In 1860, together with Dr John Smith and Dr Robert Orphoot he co-founded the Edinburgh Dental Dispensary at 1 Drummond Street.

He had his main dental practice at 48 Queen Street, a few doors away from James Young Simpson's offices at 52 Queen Street.

At that time he was one of only two dentists to become President of the Royal College of Surgeons in Edinburgh (RCSE). He served from 1879 to 1881. In 1881 he was also elected a member of the Aesculapian Club. He also served as President of the Royal Scottish Society of the Arts 1887-89.

==Positions of Note==

- Manager of the Dean Orphanage
- Manager of the Edinburgh Royal Lunatic Asylum in Morningside (commonly known just as the "Royal Edinburgh").
- President of the Royal Scottish Society of Arts
- Member of the Royal Company of Archers
- Church Elder at St. Stephens Church in Stockbridge

==Introduction of chloroform==

Whilst James Young Simpson is credited with the first use of chloroform on a human, he did not invent it. Simpson’s first such use on 4 November 1847, was on himself and two doctor friends, at a dinner party. This was followed 4 days later by Simpson’s first use on a patient, Wilhelmina Carstairs, the daughter of a doctor. Imlach holds the claim to being the first to use chloroform in a dental context. On the afternoon of 11 November 1847 he used it to help extract a tooth of fellow dentist, James Darsie Morrison.

==Death==
He collapsed while walking on 24 December 1891 and died before reaching hospital.

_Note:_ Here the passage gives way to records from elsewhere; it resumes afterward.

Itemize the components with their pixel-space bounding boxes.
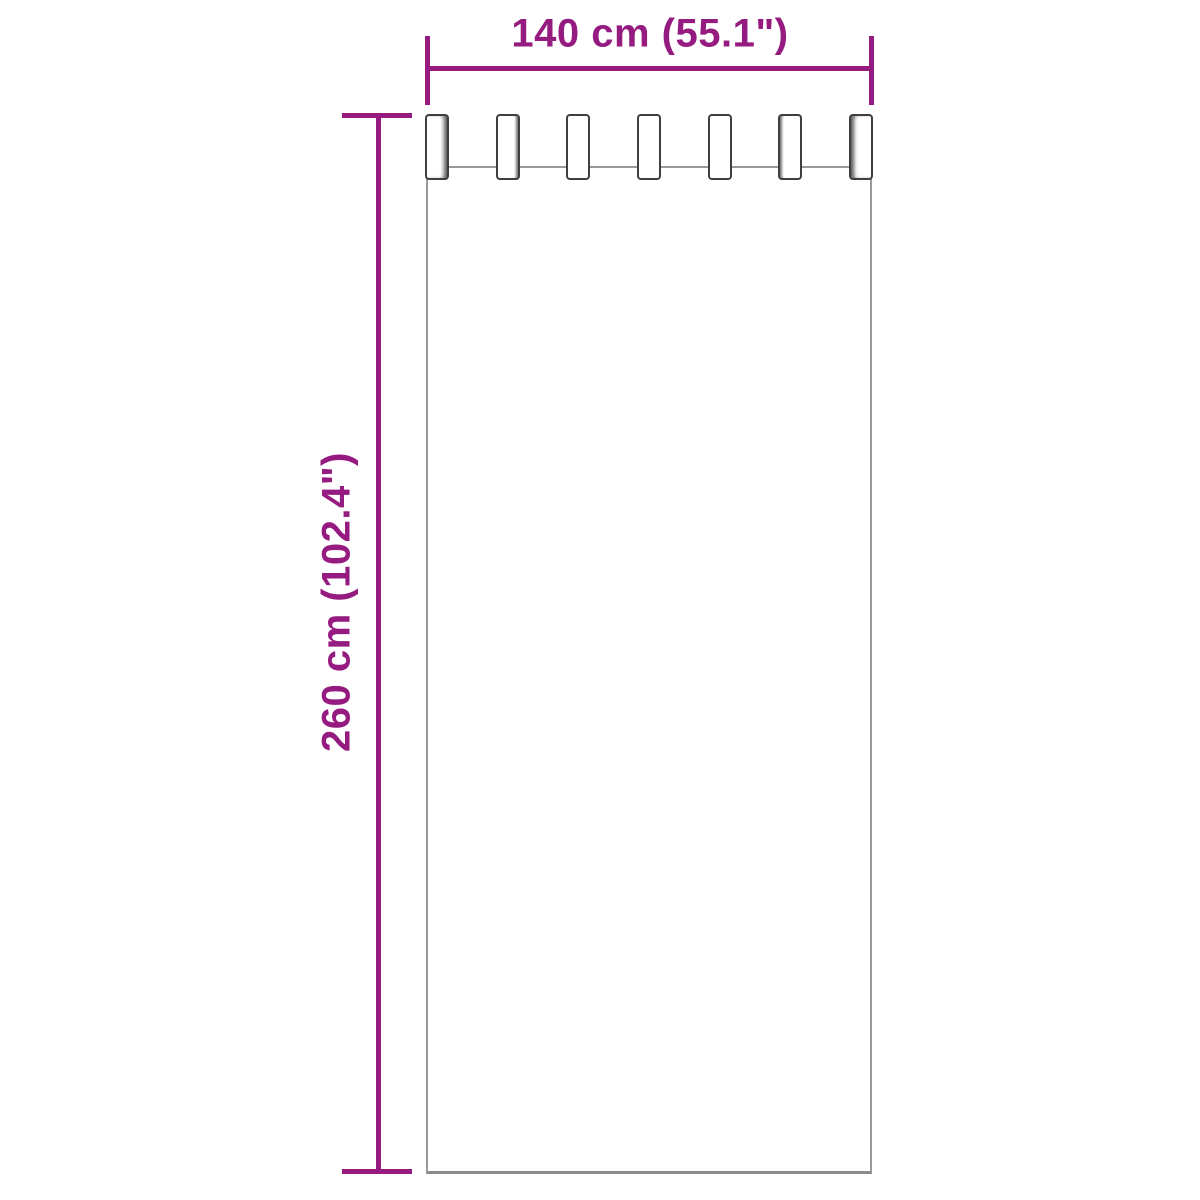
width-dimension-right-tick: [869, 36, 874, 105]
curtain-tab: [637, 114, 661, 180]
curtain-tab: [849, 114, 873, 180]
height-dimension-line: [376, 115, 381, 1172]
curtain-tab: [708, 114, 732, 180]
height-dimension-top-cap: [342, 113, 412, 118]
width-dimension-left-tick: [425, 36, 430, 105]
height-dimension-label: 260 cm (102.4"): [315, 452, 360, 752]
height-dimension-bottom-cap: [342, 1169, 412, 1174]
width-dimension-line: [427, 66, 872, 71]
curtain-tab: [778, 114, 802, 180]
curtain-panel: [426, 166, 872, 1174]
curtain-tab: [566, 114, 590, 180]
curtain-tabs: [425, 114, 873, 180]
curtain-tab: [496, 114, 520, 180]
curtain-tab: [425, 114, 449, 180]
width-dimension-label: 140 cm (55.1"): [511, 12, 788, 57]
diagram-canvas: 140 cm (55.1") 260 cm (102.4"): [0, 0, 1200, 1200]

He is buried on the southern lower terrace of Dean Cemetery, towards its eastern end. The large bronze plaque to his memory has been stolen.

==Publications==
- ’’On the Employment of Chloroform in Dental Surgery’’ (1848)

==Family==

He married Marion Ainslie and they had a daughter Agnes Campbell Imlach (1849-1916) who became a portrait artist of note, and several sons, including Archibald Francis Imlach (1852-1903). Archibald Francis Imlach is buried on the north side of the Dean Cemetery with his daughter Marion Ainslie Imlach.